A custom convergence function must adhere to the input signature:
function(wave, summary, per_param). It processes the data
frames provided and returns a single TRUE or
FALSE.
This example defines convergence as achieving a high Effective Sample Size (ESS) and a minimal reduction in the absolute distance threshold.

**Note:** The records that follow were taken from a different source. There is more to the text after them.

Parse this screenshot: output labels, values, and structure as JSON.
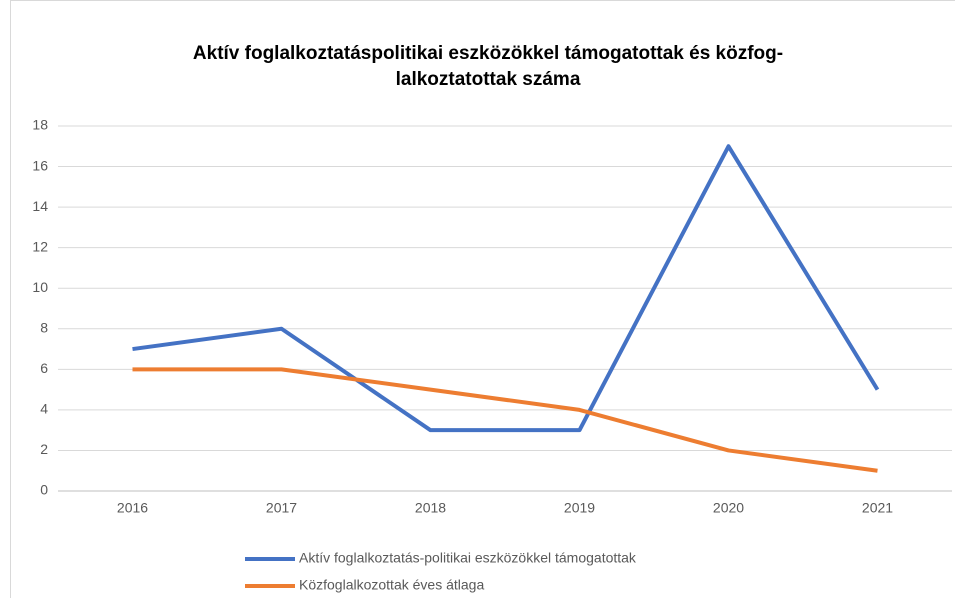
{
  "chart_data": {
    "type": "line",
    "title": [
      "Aktív foglalkoztatáspolitikai eszközökkel támogatottak és közfog-",
      "lalkoztatottak száma"
    ],
    "categories": [
      "2016",
      "2017",
      "2018",
      "2019",
      "2020",
      "2021"
    ],
    "series": [
      {
        "name": "Aktív foglalkoztatás-politikai eszközökkel támogatottak",
        "color": "#4472c4",
        "values": [
          7,
          8,
          3,
          3,
          17,
          5
        ]
      },
      {
        "name": "Közfoglalkozottak éves átlaga",
        "color": "#ed7d31",
        "values": [
          6,
          6,
          5,
          4,
          2,
          1
        ]
      }
    ],
    "ylim": [
      0,
      18
    ],
    "yticks": [
      0,
      2,
      4,
      6,
      8,
      10,
      12,
      14,
      16,
      18
    ],
    "grid": true,
    "legend": "bottom"
  }
}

# Define a custom convergence function
custom_converged_fn = function(wave, summary, per_param) {
# Extract values from the summary data frame (it's a single row)
current_ess = summary$ESS
abs_dist_redn = summary$abs_distance_redn # Absolute reduction in epsilon
# Define criteria
min_ess_threshold = 500
max_dist_reduction_threshold = 0.001 # Stop if epsilon isn't reducing much
# Check conditions
ess_condition = current_ess >= min_ess_threshold
dist_condition = abs_dist_redn <= max_dist_reduction_threshold
# Return TRUE only if BOTH conditions are met
return(ess_condition && dist_condition)
}
# Example usage (conceptual - requires obsdata, priors, etc. defined)
# smc_result = abc_smc(
# obsdata = test_obsdata,
# priors_list = test_priors,
# sim_fn = example_sim_fn,
# scorer_fn = example_scorer_fn,
# n_sims = 1000,
# acceptance_rate = 0.5,
# converged_fn = custom_converged_fn # Use the custom function
# )This example focuses on the stability of parameter uncertainty, converging when the absolute variance reduction for all parameters is small.

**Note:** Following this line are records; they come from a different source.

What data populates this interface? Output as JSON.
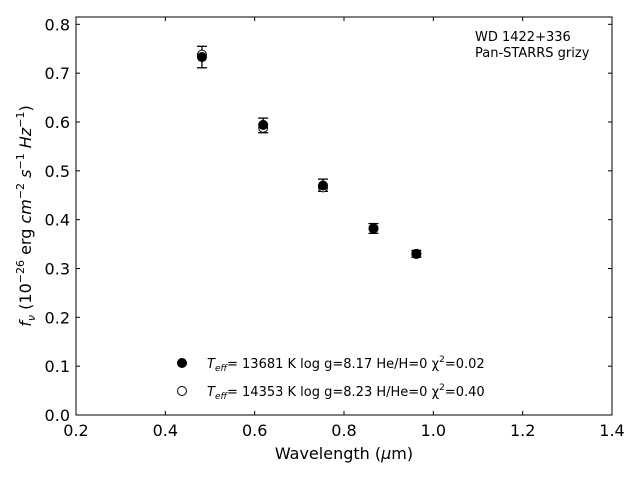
{
  "chart_data": {
    "type": "scatter",
    "annotation_lines": [
      "WD 1422+336",
      "Pan-STARRS grizy"
    ],
    "xlabel": "Wavelength (μm)",
    "ylabel": "f_ν (10^-26 erg cm^-2 s^-1 Hz^-1)",
    "xlim": [
      0.2,
      1.4
    ],
    "ylim": [
      0.0,
      0.815
    ],
    "xticks": [
      "0.2",
      "0.4",
      "0.6",
      "0.8",
      "1.0",
      "1.2",
      "1.4"
    ],
    "yticks": [
      "0.0",
      "0.1",
      "0.2",
      "0.3",
      "0.4",
      "0.5",
      "0.6",
      "0.7",
      "0.8"
    ],
    "grid": false,
    "legend_position": "bottom-center",
    "observed": {
      "x": [
        0.482,
        0.619,
        0.753,
        0.866,
        0.962
      ],
      "y": [
        0.733,
        0.592,
        0.47,
        0.382,
        0.33
      ],
      "err_low": [
        0.022,
        0.014,
        0.012,
        0.01,
        0.007
      ],
      "err_high": [
        0.022,
        0.016,
        0.013,
        0.01,
        0.007
      ]
    },
    "series": [
      {
        "marker": "filled",
        "legend_parts": [
          "T",
          "eff",
          "= 13681 K  log g=8.17  He/H=0  χ",
          "2",
          "=0.02"
        ],
        "x": [
          0.482,
          0.619,
          0.753,
          0.866,
          0.962
        ],
        "y": [
          0.733,
          0.594,
          0.47,
          0.382,
          0.33
        ]
      },
      {
        "marker": "open",
        "legend_parts": [
          "T",
          "eff",
          "= 14353 K  log g=8.23  H/He=0  χ",
          "2",
          "=0.40"
        ],
        "x": [
          0.482,
          0.619,
          0.753,
          0.866,
          0.962
        ],
        "y": [
          0.738,
          0.588,
          0.466,
          0.382,
          0.33
        ]
      }
    ]
  }
}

# Define a custom convergence function based on variance reduction
custom_converged_fn_variance = function(wave, summary, per_param) {
# Extract the 'abs_variance_redn' column from the per_param data frame
abs_variance_reductions = per_param$abs_variance_redn
# Define a threshold for variance reduction
variance_reduction_threshold = 0.0001
# Check if ALL absolute variance reductions are below the threshold
all_stable <- all(abs_variance_reductions < variance_reduction_threshold)
return(all_stable)
}
# Example usage (conceptual)
# smc_result = abc_smc(
# obsdata = test_obsdata,
# priors_list = test_priors,
# sim_fn = example_sim_fn,
# scorer_fn = example_scorer_fn,
# n_sims = 1000,
# acceptance_rate = 0.5,
# converged_fn = custom_converged_fn_variance
# )summary and per_param are data frames. Access
columns using $ (e.g., summary$ESS,
per_param$rel_mean_change).per_param data frame
has one row per parameter. Use functions like all(),
any(), or max() on the relevant column to
combine information across parameters for a single logical output.browser(): You can get a better feel
for the statistics available by running an interactive browser from
within a convergence function while testing. —Understanding the precise structure and purpose of
sim_fn, scorer_fn, and
converged_fn is important for effectively using
tidyabc. The simulation function generates data, the
scoring function quantifies similarity, and the convergence function
determines when the iterative process halts. By carefully specifying
these functions, you can tailor the ABC workflow to your model and
inference goals.